Wednesday, April 9, 2008

Thoughts on Smoking

If you want to commit suicide, but not yet, you could do a lot worse than begin smoking. With a few special exceptions, smoking is the worst thing you can do to yourself. Indeed, it's often been said, cigarettes are the only legally available product that when used as directed will kill the user and injure others.

Unsurprisingly, the economic costs of smoking are vast. The premature deaths, ill health and lost productivity that cigarettes cause quickly becomes a very large number in dollar terms. In 2005, the last year that figures are available, smoking cost Australia $31.5 billion. That's about $1500 for every single person in the country, or about 2/3 of the federal government's total health budget of $45 billion.

So, anything that reduces the number of cigarettes people smoke has to be good for the country. Governments invest in helping people quit through information campaigns and telephone helplines, they raise taxes on tobacco (providing a win-win as far as Treasury's concerned) and they have progressively introduced bans on where people can smoke. Let's take them one at a time.

There's evidence that telephone helplines, especially when advertised in mass media, do have an impact. Counselling seems to be better than no counselling. But the small-government, low taxation, libertarian think-tank, the Centre for Independent Studies says it's a myth that higher spending on preventive medicine will reduce health costs in the future.

Actually, the researcher who argued this, Jeremy Sammut came into the studio and when I put the example of smoking to him, he qualified. Essentially he believes that public information campaigns don't work by themselves, but that smoking has been reduced with a multi-pronged approach of increased taxes (and thus increased prices) and bans.

But it turns out to be more interesting than that, because smokers, like all addicts, are making rational choices. This idea, of a rational addict, seems bleeding obvious but it was a revolutionary insight 20 years ago when first put forward by two Chicago economists, Gary Becker & Kevin Murphy.

If you're addicted to cigarettes and you know the tax on tobacco is about to increase, you have a powerful incentive to quit.
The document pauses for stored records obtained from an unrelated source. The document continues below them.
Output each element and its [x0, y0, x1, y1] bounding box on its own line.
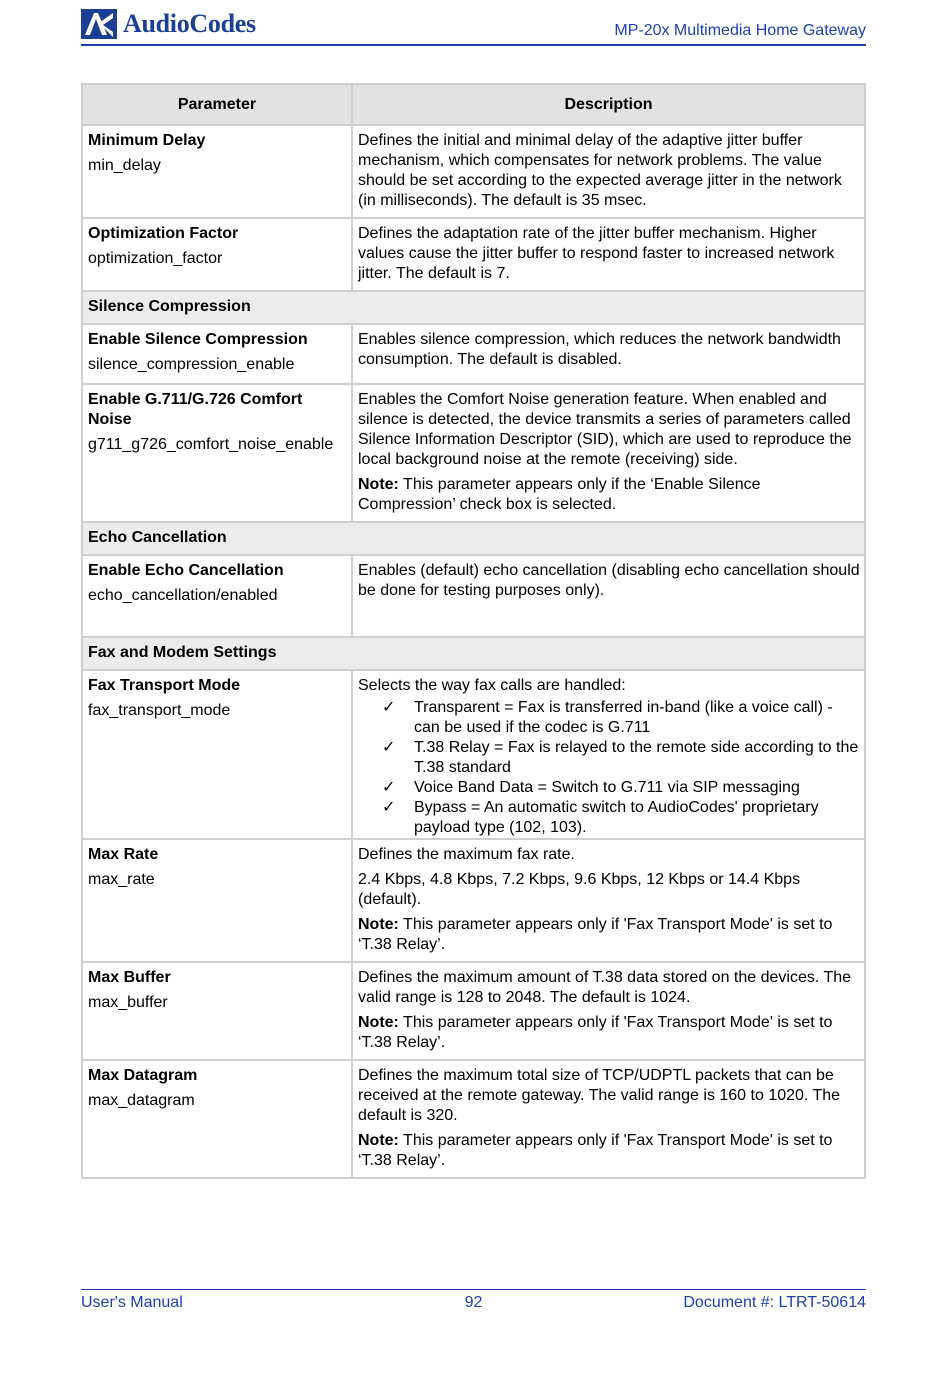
description-text: Defines the initial and minimal delay of the adaptive jitter buffer mechanism, which compensates for network problems. The value should be set according to the expected average jitter in the network (in milliseconds). The default is 35 msec. [358, 132, 842, 209]
section-row [82, 522, 865, 555]
note-text [358, 1013, 861, 1053]
parameter-cell [82, 324, 352, 384]
column-header-parameter: Parameter [82, 84, 352, 125]
section-heading: Echo Cancellation [82, 522, 865, 555]
logo [81, 6, 256, 42]
section-row [82, 637, 865, 670]
list-item [358, 798, 861, 838]
description-cell [352, 384, 865, 522]
description-cell [352, 555, 865, 637]
note-body: This parameter appears only if 'Fax Transport Mode' is set to ‘T.38 Relay’. [358, 916, 833, 953]
parameter-cell [82, 384, 352, 522]
description-text: 2.4 Kbps, 4.8 Kbps, 7.2 Kbps, 9.6 Kbps, 12 Kbps or 14.4 Kbps (default). [358, 871, 801, 908]
note-body: This parameter appears only if 'Fax Transport Mode' is set to ‘T.38 Relay’. [358, 1132, 833, 1169]
parameter-cell [82, 962, 352, 1060]
parameter-cell [82, 839, 352, 962]
parameter-name: Max Rate [88, 846, 159, 863]
parameter-table [81, 83, 866, 1179]
checkmark-icon: ✓ [382, 779, 396, 796]
description-cell [352, 962, 865, 1060]
table-row [82, 1060, 865, 1178]
table-row [82, 125, 865, 218]
description-text: Enables the Comfort Noise generation feature. When enabled and silence is detected, the device transmits a series of parameters called Silence Information Descriptor (SID), which are used to reproduce the local background noise at the remote (receiving) side. [358, 391, 852, 468]
checkmark-icon: ✓ [382, 699, 396, 716]
logo-text: AudioCodes [123, 9, 256, 38]
section-heading: Silence Compression [82, 291, 865, 324]
parameter-cell [82, 555, 352, 637]
note-text [358, 915, 861, 955]
note-label: Note: [358, 1132, 399, 1149]
parameter-id: max_rate [88, 871, 155, 888]
description-text: Defines the adaptation rate of the jitter buffer mechanism. Higher values cause the jitter buffer to respond faster to increased network jitter. The default is 7. [358, 225, 835, 282]
parameter-id: max_buffer [88, 994, 168, 1011]
note-label: Note: [358, 1014, 399, 1031]
list-item [358, 778, 861, 798]
parameter-cell [82, 670, 352, 839]
parameter-id: echo_cancellation/enabled [88, 587, 278, 604]
description-text: Enables silence compression, which reduces the network bandwidth consumption. The default is disabled. [358, 331, 841, 368]
parameter-name: Enable Echo Cancellation [88, 562, 284, 579]
parameter-name: Max Buffer [88, 969, 171, 986]
table-row [82, 839, 865, 962]
parameter-name: Enable Silence Compression [88, 331, 308, 348]
description-cell [352, 839, 865, 962]
description-text: Defines the maximum amount of T.38 data stored on the devices. The valid range is 128 to 2048. The default is 1024. [358, 969, 852, 1006]
note-label: Note: [358, 476, 399, 493]
note-body: This parameter appears only if 'Fax Transport Mode' is set to ‘T.38 Relay’. [358, 1014, 833, 1051]
table-row [82, 555, 865, 637]
checkmark-icon: ✓ [382, 799, 396, 816]
note-text [358, 1131, 861, 1171]
footer-manual-label: User's Manual [81, 1294, 183, 1311]
parameter-cell [82, 125, 352, 218]
parameter-cell [82, 218, 352, 291]
table-row [82, 324, 865, 384]
option-text: T.38 Relay = Fax is relayed to the remote side according to the T.38 standard [414, 739, 859, 776]
table-row [82, 384, 865, 522]
page-number: 92 [464, 1294, 483, 1311]
parameter-name: Minimum Delay [88, 132, 206, 149]
parameter-id: optimization_factor [88, 250, 223, 267]
option-text: Transparent = Fax is transferred in-band (like a voice call) - can be used if the codec is G.711 [414, 699, 833, 736]
parameter-name: Optimization Factor [88, 225, 239, 242]
description-text: Defines the maximum fax rate. [358, 846, 575, 863]
description-text: Enables (default) echo cancellation (disabling echo cancellation should be done for testing purposes only). [358, 562, 860, 599]
parameter-id: max_datagram [88, 1092, 195, 1109]
option-list [358, 698, 861, 838]
table-row [82, 962, 865, 1060]
table-row [82, 218, 865, 291]
description-cell [352, 218, 865, 291]
document-number: Document #: LTRT-50614 [683, 1294, 866, 1311]
parameter-name: Max Datagram [88, 1067, 198, 1084]
footer-divider [81, 1289, 866, 1290]
description-cell [352, 670, 865, 839]
list-item [358, 698, 861, 738]
section-heading: Fax and Modem Settings [82, 637, 865, 670]
option-text: Voice Band Data = Switch to G.711 via SIP messaging [414, 779, 800, 796]
parameter-id: silence_compression_enable [88, 356, 295, 373]
list-item [358, 738, 861, 778]
parameter-id: fax_transport_mode [88, 702, 231, 719]
checkmark-icon: ✓ [382, 739, 396, 756]
description-cell [352, 324, 865, 384]
description-text: Selects the way fax calls are handled: [358, 677, 626, 694]
audiocodes-logo-icon [81, 9, 117, 39]
parameter-cell [82, 1060, 352, 1178]
option-text: Bypass = An automatic switch to AudioCodes' proprietary payload type (102, 103). [414, 799, 819, 836]
header-divider [81, 44, 866, 46]
note-body: This parameter appears only if the ‘Enable Silence Compression’ check box is selected. [358, 476, 761, 513]
parameter-name: Fax Transport Mode [88, 677, 241, 694]
section-row [82, 291, 865, 324]
note-label: Note: [358, 916, 399, 933]
document-title: MP-20x Multimedia Home Gateway [614, 22, 866, 39]
parameter-name: Enable G.711/G.726 Comfort Noise [88, 391, 303, 428]
parameter-id: min_delay [88, 157, 161, 174]
description-cell [352, 125, 865, 218]
table-header-row [82, 84, 865, 125]
column-header-description: Description [352, 84, 865, 125]
table-row [82, 670, 865, 839]
description-text: Defines the maximum total size of TCP/UDPTL packets that can be received at the remote gateway. The valid range is 160 to 1020. The default is 320. [358, 1067, 841, 1124]
description-cell [352, 1060, 865, 1178]
page-header [81, 6, 866, 46]
note-text [358, 475, 861, 515]
parameter-id: g711_g726_comfort_noise_enable [88, 436, 334, 453]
In fact, you really have an incentive to quit now, before the tax increases. Building on their initial research, this is exactly what Becker and Murphy found - more smokers began trying to quit after tax increases were announced but before they came in.
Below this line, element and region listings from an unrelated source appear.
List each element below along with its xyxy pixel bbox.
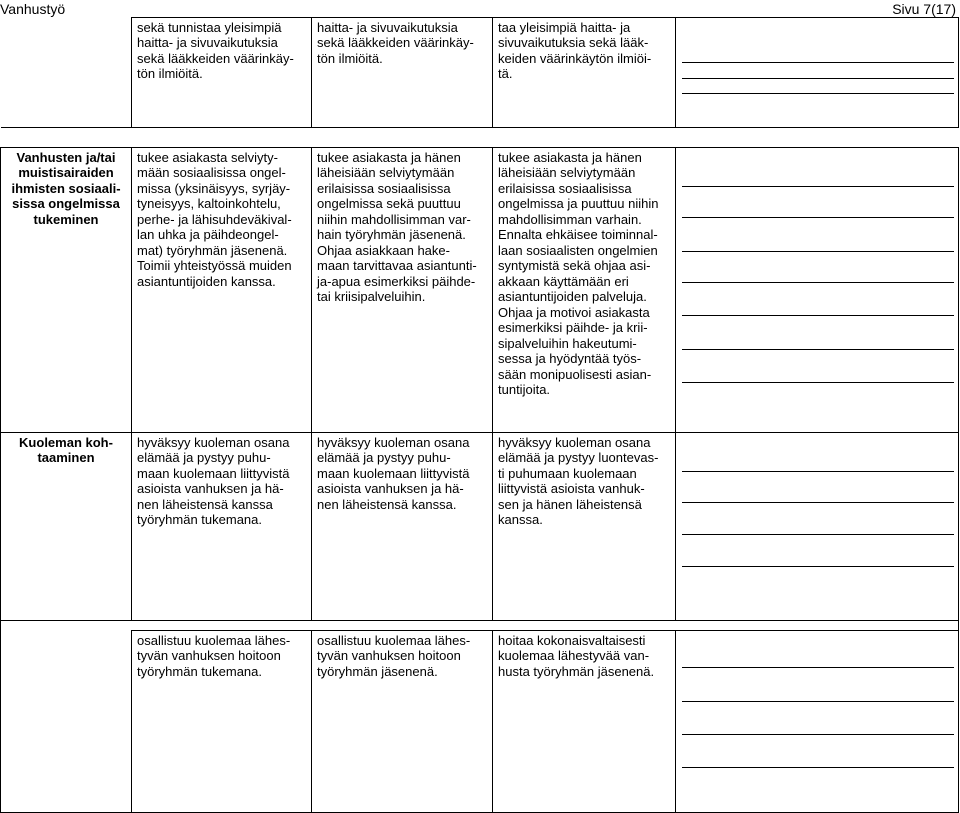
row-label: Vanhusten ja/tai muistisairaiden ihmisten sosiaali- sissa ongelmissa tukeminen (1, 147, 132, 432)
notes-cell (676, 147, 959, 432)
cell-col2: osallistuu kuolemaa lähes- tyvän vanhuksen hoitoon työryhmän jäsenenä. (312, 630, 493, 812)
table-row-continuation (1, 17, 959, 127)
cell-col2: hyväksyy kuoleman osana elämää ja pystyy puhu- maan kuolemaan liittyvistä asioista vanhuksen ja hä- nen läheistensä kanssa. (312, 432, 493, 620)
table-row (1, 630, 959, 812)
cell-col3: taa yleisimpiä haitta- ja sivuvaikutuksia sekä lääk- keiden väärinkäytön ilmiöi- tä. (493, 17, 676, 127)
row-label: Kuoleman koh- taaminen (1, 432, 132, 620)
cell-col2: tukee asiakasta ja hänen läheisiään selviytymään erilaisissa sosiaalisissa ongelmissa sekä puuttuu niihin mahdollisimman var- hain työryhmän jäsenenä. Ohjaa asiakkaan hake- maan tarvittavaa asiantunti- ja-apua esimerkiksi päihde- tai kriisipalveluihin. (312, 147, 493, 432)
label-cell (1, 17, 132, 127)
cell-col1: sekä tunnistaa yleisimpiä haitta- ja sivuvaikutuksia sekä lääkkeiden väärinkäy- tön ilmiöitä. (132, 17, 312, 127)
notes-cell (676, 432, 959, 620)
cell-col1: osallistuu kuolemaa lähes- tyvän vanhuksen hoitoon työryhmän tukemana. (132, 630, 312, 812)
cell-col3: tukee asiakasta ja hänen läheisiään selviytymään erilaisissa sosiaalisissa ongelmissa ja puuttuu niihin mahdollisimman varhain. Ennalta ehkäisee toiminnal- laan sosiaalisten ongelmien syntymistä sekä ohjaa asi- akkaan käyttämään eri asiantuntijoiden palveluja. Ohjaa ja motivoi asiakasta esimerkiksi päihde- ja krii- sipalveluihin hakeutumi- sessa ja hyödyntää työs- sään monipuolisesti asian- tuntijoita. (493, 147, 676, 432)
header-spacer-row (1, 0, 959, 17)
table-row (1, 147, 959, 432)
cell-col1: hyväksyy kuoleman osana elämää ja pystyy puhu- maan kuolemaan liittyvistä asioista vanhuksen ja hä- nen läheistensä kanssa työryhmän tukemana. (132, 432, 312, 620)
table-row (1, 432, 959, 620)
cell-col3: hoitaa kokonaisvaltaisesti kuolemaa lähestyvää van- husta työryhmän jäsenenä. (493, 630, 676, 812)
page-number: Sivu 7(17) (892, 1, 956, 17)
page-header-title: Vanhustyö (0, 1, 66, 17)
cell-col1: tukee asiakasta selviyty- mään sosiaalisissa ongel- missa (yksinäisyys, syrjäy- tyneisyys, kaltoinkohtelu, perhe- ja lähisuhdeväkival- lan uhka ja päihdeongel- mat) työryhmän jäsenenä. Toimii yhteistyössä muiden asiantuntijoiden kanssa. (132, 147, 312, 432)
notes-cell (676, 630, 959, 812)
row-label (1, 630, 132, 812)
cell-col2: haitta- ja sivuvaikutuksia sekä lääkkeiden väärinkäy- tön ilmiöitä. (312, 17, 493, 127)
cell-col3: hyväksyy kuoleman osana elämää ja pystyy luontevas- ti puhumaan kuolemaan liittyvistä asioista vanhuk- sen ja hänen läheistensä kanssa. (493, 432, 676, 620)
gap-row (1, 620, 959, 630)
notes-cell (676, 17, 959, 127)
gap-row (1, 127, 959, 147)
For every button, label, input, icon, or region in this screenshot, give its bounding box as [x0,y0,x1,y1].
But what if you can't quit, or you didn't realise the price was going up? Then you have to pay more for each cigarette. As a rational smoker, not able to quit, you have a choice - you can wear the price rise and pay more, or you can smoke fewer cigarettes. Which do you choose?

It turns out that you smoke fewer but smoke harder. You suck it down to your toes. Not only that, you don't leave the ciggy lying around in the ashtray, you get it into you - after all, it's costing you a fortune. Francesca Cornaglia, who's at Queen Mary College and LSE, (and a colleague, Jérôme Adda) worked this out in a rather elegant way. They measured the levels of cotinine (a by-product of the body breaking down nicotine) in smokers who reported buying fewer cigarettes. Essentially it stayed constant.

The only way to pull that off is take more and deeper drags of each cigarette. Unfortunately the filters in cigarettes become less efficient as they're used - they're clogging up with gunk. So in the second half of a cigarette, more of that gunk is getting into the smoker's lungs. The gunk is not made of antioxidants and omega III, it's a cocktail of enormously toxic chemicals. You really don't want more of this stuff going into your body. All of which means that increasing taxes will result in some smokers using cigarettes in a more unhealthy way!

That's one unintended consequence of well-meaning public policy. Now Cornaglia and Adda have found another - this time it's connected to smoking bans. You can't smoke on public transport, in schools or shopping malls, or inside workplaces. You can't smoke at the cinema or restaurants either, or - increasingly - in pubs and clubs. So what's a rational smoker to do?

The answer depends on how easy it is to substitute the public space for a private one. Schools and shopping malls don't have a private equivalent. Neither do most workplaces. But the cinema does, so do restaurants and pubs. They're all to be found under one roof - the home.

The two London-based economists found that a ban on smoking where there's a private alternative (the home) drives up smoking in that place. So if you stop people smoking in pubs or cinemas, they simply drink at home and watch DVDs. The effect of this is to create two classes of people, neither of whom smoke: winners and losers.

The winners are everyone who can now go to restaurants and pubs without breathing other people's smoke. This is really important for the health of the people who work in these places - they become big winners. The losers are literally close to home - they're inside with the smokers - the smokers' children and other relatives.
Which means that some smoking bans will mean more secondary smoke for children of smokers. Once again, not something the policy framers will have been trying to achieve.

1 comment:

Fi said...

I have a question you may be able to ask. We all know that tailor made cigarettes are full of various toxic chemicals. WHY? Is it possible that less harmful cigarettes could be marketed? I realise this won't prevent all of the health affects, but surely removing these toxins is possible and preferable?? Why don't we have the option of 'healthier' cigarettes??